Being the good business woman that she was, she later became a partner in the construction and operation of Kay-Lee's Drive-In. Kay-Lee's provided employment and guidance for the high school youth.
She was always busy with a sense of having to accomplish something. Leona was a leader and participated in many community activities. One of her many accomplishments was the founding of the Lovelock Soroptomist Club in 1957. Under her leadership, they first met in the homes of the members, and later were donated a building downtown on condition that the Soroptomists sponsor a senior center. Following the construction of the Pershing County Hospital , she saw the need for an auxiliary. This resulted in the founding of Pink Ladies Auxiliary. The charter group was quickly organized and volunteers went to work in the hospital. An annual fund raising event was the Pink Ladies Dinner and Dance, one of the big community events of the year.
Because of her lifelong interest in young people, she was a Girl Scout leader, Mother Advisor for Rainbow Girls, and took an active role in PTA and 4-H. She was interested in all kinds of creative activities, including painting in oils and watercolor, crewel embroidery, and crafts. She was a member of the Pershing County Art Club and exhibited her paintings locally and in surrounding communities. Her art is today's treasure displayed in the homes of her children and grandchildren.
Social events were marked on her calendar and she organized or helped with many.
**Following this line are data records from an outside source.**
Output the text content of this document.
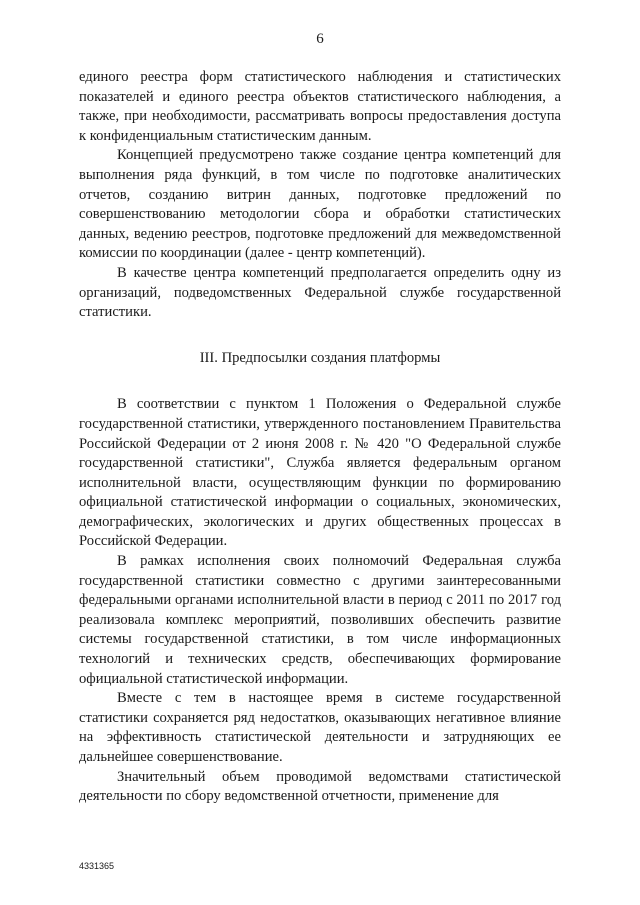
6

единого реестра форм статистического наблюдения и статистических показателей и единого реестра объектов статистического наблюдения, а также, при необходимости, рассматривать вопросы предоставления доступа к конфиденциальным статистическим данным.

Концепцией предусмотрено также создание центра компетенций для выполнения ряда функций, в том числе по подготовке аналитических отчетов, созданию витрин данных, подготовке предложений по совершенствованию методологии сбора и обработки статистических данных, ведению реестров, подготовке предложений для межведомственной комиссии по координации (далее - центр компетенций).

В качестве центра компетенций предполагается определить одну из организаций, подведомственных Федеральной службе государственной статистики.

III. Предпосылки создания платформы

В соответствии с пунктом 1 Положения о Федеральной службе государственной статистики, утвержденного постановлением Правительства Российской Федерации от 2 июня 2008 г. № 420 "О Федеральной службе государственной статистики", Служба является федеральным органом исполнительной власти, осуществляющим функции по формированию официальной статистической информации о социальных, экономических, демографических, экологических и других общественных процессах в Российской Федерации.

В рамках исполнения своих полномочий Федеральная служба государственной статистики совместно с другими заинтересованными федеральными органами исполнительной власти в период с 2011 по 2017 год реализовала комплекс мероприятий, позволивших обеспечить развитие системы государственной статистики, в том числе информационных технологий и технических средств, обеспечивающих формирование официальной статистической информации.

Вместе с тем в настоящее время в системе государственной статистики сохраняется ряд недостатков, оказывающих негативное влияние на эффективность статистической деятельности и затрудняющих ее дальнейшее совершенствование.

Значительный объем проводимой ведомствами статистической деятельности по сбору ведомственной отчетности, применение для

4331365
When the GIs and their families returned home following the war, she helped organize special events to welcome them back. Included among these was a welcome home dinner at the Campfire Hut. She was often asked to decorate for weddings and special occasions, help with food preparation, or even sew a garment.
Following the death of her husband, Leona stayed busy and involved. She served as chairman on the Board of Equalization in Pershing County and was a member of the Marzen House Museum Board. She volunteered many hours for Senior Citizens and served as the AARP representative for Pershing County.
During the Nevada State Legislature session in 1960 she served as the Assistant Secretary in the Senate. Leona attended the National Republican Convention in 1960 as a delegate from the state of Nevada . Later, she threw her hat into the political arena and worked diligently campaigning in northern Nevada for an Assembly seat in the State Legislature. In 1967, Leona was appointed by Governor Laxalt as a member of the State Advisory Committee for the Columbia Basin Interstate Compact Commission. Following her appointment in 1971, Leona served on the Pershing County Selective Service Board under Governor Michael O'Callaghan and Allison Millard, State Director of Selective Service on the national level. She received recognition for her service from President Gerald Ford.
Leona was a special lady, devoted to family, readily accessible to friends, and energetic in her community involvement. When her life took a tragic turn with the death of her beloved husband at an early age, she used her faith, resourcefulness, determination, and authentic verve for life to realize some of her dreams.